# which tree is where?



## wordwalker (Jan 12, 2015)

Does anyone know a good, general source for choosing which trees and plants might be found in a certain climate and environment? 

It's trickier than it sounds. It's easy to look up "how tall is a cedar?" or pick a particular real place and learn about that, but those are starting with the keywords. As writers, we often have a more general sense of what a place should be like--or dozens of places, over the course of a few books--and I don't know a way to get from "steep side of a valley" or "thickest part of the swamp" to what mix of _which_ plants might be growing there.

I'd call it not seeing the trees for the forest, but it's no joke.


----------



## Svrtnsse (Jan 12, 2015)

I don't know of a good central source, other than possibly wikipedia. Google should be a good start though. Asking it something like "what kind of trees grow on steep hillsides" will give you some decent starting points:

https://www.google.ie/webhp?sourcei...#q=what kind of trees grow on steep hillsides

https://www.google.ie/webhp?sourcei...&ie=UTF-8#q=what kind of trees grow in swamps

If anyone else has a better idea/suggestion, I too would be interested in learning about it.


----------



## Tom (Jan 12, 2015)

I often use specific climates, and I've found that there are always books and websites that list the trees and plants occurring in a specific region--say, the Adirondacks (as my most recent example) or a certain area of the Panamanian rainforest.


----------



## CupofJoe (Jan 12, 2015)

I'm with Tom N.
I start with a location I want the feel of [currently looking at the highlands of North Lebanon and lands up in to southern Turkey] and then finding out what I can about that. I will meld more than one location together if I really want a specific mix of flora and/or fauna.


----------



## skip.knox (Jan 12, 2015)

There's only a score or so basic trees you need to worry about. Most of the rest are variants on the theme. Soil and elevation are the main variables, so as has already been suggested, just search for mountain trees, swamp trees, plains trees or valley trees, desert trees, etc. 

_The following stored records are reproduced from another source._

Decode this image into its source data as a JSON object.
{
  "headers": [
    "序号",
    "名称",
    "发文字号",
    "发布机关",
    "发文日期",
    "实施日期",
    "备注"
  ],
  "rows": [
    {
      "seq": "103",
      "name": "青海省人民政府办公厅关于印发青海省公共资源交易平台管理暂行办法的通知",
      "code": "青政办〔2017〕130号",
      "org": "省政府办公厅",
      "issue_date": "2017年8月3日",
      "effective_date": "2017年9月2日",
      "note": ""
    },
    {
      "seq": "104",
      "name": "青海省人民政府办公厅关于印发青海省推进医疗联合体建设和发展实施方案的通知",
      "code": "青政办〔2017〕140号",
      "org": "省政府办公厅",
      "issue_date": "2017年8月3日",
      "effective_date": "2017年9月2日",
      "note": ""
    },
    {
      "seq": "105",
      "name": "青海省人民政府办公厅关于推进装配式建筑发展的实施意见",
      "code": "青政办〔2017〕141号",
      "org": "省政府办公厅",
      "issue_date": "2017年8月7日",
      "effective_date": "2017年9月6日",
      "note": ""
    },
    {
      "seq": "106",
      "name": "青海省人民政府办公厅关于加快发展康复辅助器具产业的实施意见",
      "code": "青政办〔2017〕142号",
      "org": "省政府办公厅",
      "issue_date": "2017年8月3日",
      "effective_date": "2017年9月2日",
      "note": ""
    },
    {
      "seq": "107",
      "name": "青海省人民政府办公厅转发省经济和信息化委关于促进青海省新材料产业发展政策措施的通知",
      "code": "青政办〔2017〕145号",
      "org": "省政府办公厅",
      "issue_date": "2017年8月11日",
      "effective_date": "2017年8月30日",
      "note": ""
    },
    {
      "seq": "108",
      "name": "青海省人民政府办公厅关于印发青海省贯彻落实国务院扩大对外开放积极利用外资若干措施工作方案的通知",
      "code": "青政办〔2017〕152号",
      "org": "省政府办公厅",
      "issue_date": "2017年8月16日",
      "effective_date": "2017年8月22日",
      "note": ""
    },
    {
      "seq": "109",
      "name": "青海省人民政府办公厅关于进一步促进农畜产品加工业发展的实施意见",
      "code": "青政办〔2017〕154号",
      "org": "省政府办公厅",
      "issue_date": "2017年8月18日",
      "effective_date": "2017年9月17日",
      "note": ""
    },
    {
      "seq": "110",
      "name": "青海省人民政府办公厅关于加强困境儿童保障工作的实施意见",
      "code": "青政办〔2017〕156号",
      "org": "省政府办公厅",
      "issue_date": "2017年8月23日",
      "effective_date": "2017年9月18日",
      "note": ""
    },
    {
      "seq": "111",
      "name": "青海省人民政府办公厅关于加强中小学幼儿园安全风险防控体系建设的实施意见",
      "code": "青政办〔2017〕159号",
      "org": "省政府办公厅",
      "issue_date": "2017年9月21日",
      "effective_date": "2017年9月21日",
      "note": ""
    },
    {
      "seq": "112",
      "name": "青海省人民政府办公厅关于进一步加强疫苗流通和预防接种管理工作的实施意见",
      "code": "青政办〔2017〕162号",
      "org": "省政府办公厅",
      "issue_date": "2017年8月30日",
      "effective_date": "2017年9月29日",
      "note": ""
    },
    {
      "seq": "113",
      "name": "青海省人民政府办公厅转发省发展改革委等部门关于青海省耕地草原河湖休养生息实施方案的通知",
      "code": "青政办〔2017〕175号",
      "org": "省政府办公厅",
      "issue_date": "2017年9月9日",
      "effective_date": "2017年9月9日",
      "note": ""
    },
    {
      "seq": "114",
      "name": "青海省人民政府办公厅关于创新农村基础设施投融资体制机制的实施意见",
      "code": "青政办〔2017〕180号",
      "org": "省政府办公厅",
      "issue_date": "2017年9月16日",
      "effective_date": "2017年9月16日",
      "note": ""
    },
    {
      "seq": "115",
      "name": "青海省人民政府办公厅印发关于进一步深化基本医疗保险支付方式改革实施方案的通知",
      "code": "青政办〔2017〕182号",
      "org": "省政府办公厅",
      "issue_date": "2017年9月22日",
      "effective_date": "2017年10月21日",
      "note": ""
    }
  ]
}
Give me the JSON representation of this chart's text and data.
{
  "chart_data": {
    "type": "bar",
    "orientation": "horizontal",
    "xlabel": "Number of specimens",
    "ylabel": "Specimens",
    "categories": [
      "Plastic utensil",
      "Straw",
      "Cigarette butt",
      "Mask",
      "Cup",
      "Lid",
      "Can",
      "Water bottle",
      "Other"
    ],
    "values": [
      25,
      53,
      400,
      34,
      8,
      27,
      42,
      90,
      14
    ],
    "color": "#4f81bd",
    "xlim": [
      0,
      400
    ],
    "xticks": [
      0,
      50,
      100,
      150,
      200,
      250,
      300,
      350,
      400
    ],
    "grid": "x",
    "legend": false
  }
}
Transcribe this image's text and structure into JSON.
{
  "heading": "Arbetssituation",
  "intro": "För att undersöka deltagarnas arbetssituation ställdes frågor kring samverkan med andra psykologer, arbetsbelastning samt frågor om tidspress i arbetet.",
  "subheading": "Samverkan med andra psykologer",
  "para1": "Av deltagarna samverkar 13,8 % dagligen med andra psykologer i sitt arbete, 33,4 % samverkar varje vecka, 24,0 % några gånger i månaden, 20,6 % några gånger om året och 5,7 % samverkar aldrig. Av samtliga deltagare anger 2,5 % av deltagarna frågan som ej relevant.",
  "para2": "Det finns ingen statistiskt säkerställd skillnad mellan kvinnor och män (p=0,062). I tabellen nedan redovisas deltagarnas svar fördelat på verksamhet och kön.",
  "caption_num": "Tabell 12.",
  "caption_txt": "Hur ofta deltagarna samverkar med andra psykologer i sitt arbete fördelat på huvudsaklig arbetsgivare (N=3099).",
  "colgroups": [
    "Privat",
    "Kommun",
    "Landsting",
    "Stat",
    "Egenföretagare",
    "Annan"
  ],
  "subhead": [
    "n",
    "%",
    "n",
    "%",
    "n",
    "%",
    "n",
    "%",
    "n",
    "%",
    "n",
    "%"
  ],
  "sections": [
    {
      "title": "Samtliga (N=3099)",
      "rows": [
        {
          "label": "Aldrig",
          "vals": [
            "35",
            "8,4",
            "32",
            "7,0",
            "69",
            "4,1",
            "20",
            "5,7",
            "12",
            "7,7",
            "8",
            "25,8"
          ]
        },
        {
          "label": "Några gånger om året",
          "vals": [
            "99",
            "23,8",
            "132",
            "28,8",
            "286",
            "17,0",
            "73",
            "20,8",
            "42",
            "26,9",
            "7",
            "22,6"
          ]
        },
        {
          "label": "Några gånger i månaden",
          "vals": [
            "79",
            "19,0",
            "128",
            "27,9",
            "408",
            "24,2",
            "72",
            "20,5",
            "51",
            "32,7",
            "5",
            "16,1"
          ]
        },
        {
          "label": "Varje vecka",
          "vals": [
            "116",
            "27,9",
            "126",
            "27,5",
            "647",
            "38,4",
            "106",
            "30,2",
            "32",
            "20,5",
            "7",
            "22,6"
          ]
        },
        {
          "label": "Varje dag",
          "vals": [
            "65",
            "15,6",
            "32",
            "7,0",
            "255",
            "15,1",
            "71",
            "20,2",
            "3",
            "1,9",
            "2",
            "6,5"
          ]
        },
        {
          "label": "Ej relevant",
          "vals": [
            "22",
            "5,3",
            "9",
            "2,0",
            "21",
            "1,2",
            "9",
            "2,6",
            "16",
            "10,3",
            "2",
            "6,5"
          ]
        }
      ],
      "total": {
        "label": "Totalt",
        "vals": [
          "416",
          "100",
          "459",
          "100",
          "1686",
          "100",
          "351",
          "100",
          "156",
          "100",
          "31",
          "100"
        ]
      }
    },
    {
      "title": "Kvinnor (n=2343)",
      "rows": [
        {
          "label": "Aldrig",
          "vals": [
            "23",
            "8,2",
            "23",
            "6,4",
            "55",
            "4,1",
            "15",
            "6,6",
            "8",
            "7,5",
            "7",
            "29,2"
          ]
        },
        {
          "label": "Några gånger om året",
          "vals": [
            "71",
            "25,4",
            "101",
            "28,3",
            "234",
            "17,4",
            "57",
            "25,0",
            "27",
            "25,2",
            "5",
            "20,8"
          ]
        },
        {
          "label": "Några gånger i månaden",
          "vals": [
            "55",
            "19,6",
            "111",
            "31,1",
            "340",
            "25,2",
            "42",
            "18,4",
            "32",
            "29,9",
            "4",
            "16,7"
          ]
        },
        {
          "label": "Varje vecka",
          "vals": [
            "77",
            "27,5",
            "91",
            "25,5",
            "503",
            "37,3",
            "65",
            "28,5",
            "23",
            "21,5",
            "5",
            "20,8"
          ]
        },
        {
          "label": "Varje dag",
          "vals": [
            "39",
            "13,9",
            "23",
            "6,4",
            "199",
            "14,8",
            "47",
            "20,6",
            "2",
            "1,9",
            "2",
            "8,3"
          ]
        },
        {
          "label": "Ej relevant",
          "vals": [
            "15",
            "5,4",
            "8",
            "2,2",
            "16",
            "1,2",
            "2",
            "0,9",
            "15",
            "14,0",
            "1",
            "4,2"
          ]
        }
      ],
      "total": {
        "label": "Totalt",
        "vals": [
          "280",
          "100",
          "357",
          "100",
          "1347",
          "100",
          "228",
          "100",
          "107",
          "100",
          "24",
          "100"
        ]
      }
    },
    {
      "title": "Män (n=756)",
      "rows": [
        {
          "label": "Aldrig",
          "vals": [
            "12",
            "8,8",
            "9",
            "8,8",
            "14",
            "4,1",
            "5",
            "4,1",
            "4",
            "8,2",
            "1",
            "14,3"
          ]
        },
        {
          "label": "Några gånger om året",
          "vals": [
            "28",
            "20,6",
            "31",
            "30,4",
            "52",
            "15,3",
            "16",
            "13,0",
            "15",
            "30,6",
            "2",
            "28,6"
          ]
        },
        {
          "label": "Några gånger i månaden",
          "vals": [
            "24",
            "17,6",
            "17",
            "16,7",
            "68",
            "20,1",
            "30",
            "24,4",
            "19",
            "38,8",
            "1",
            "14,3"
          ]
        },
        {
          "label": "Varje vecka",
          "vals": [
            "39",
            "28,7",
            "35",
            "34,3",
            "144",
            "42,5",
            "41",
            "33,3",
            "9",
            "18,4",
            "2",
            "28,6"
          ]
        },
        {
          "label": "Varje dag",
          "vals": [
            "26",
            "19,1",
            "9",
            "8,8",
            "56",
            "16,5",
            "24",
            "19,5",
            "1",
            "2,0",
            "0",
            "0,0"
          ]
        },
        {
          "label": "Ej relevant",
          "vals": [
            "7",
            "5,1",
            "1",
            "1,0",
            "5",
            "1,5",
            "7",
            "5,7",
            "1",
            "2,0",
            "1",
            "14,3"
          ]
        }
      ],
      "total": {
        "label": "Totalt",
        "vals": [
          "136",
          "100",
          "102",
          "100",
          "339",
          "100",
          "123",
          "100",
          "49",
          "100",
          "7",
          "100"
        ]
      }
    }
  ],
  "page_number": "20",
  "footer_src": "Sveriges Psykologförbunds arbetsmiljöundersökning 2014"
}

I recommend staying generic. Don't worry about all the different types of cedar, just call it a cedar tree. If you want to inject an exotic note, make up your own modifer. White Cedar. Mourning Oak. That sort of thing.

That's one part of the equation. The other is descriptions. For that, Google Images is a treasure trove. Do the same searches, then flip over to the Images page.

Finally, if you want to see how things fit together, Google Earth is great. Pick an area (like Lebanon) and start looking around. If you have done your tree homework, you ought to be able to start identifying at least some. Like a cedar.  And you get an idea of what else grows around or under, how close together the trees stand, what they look like in spring versus autumn, and so on.

Bad news. Now do the same for underbrush, flowers, animal life ... it's not research, it's a career!


----------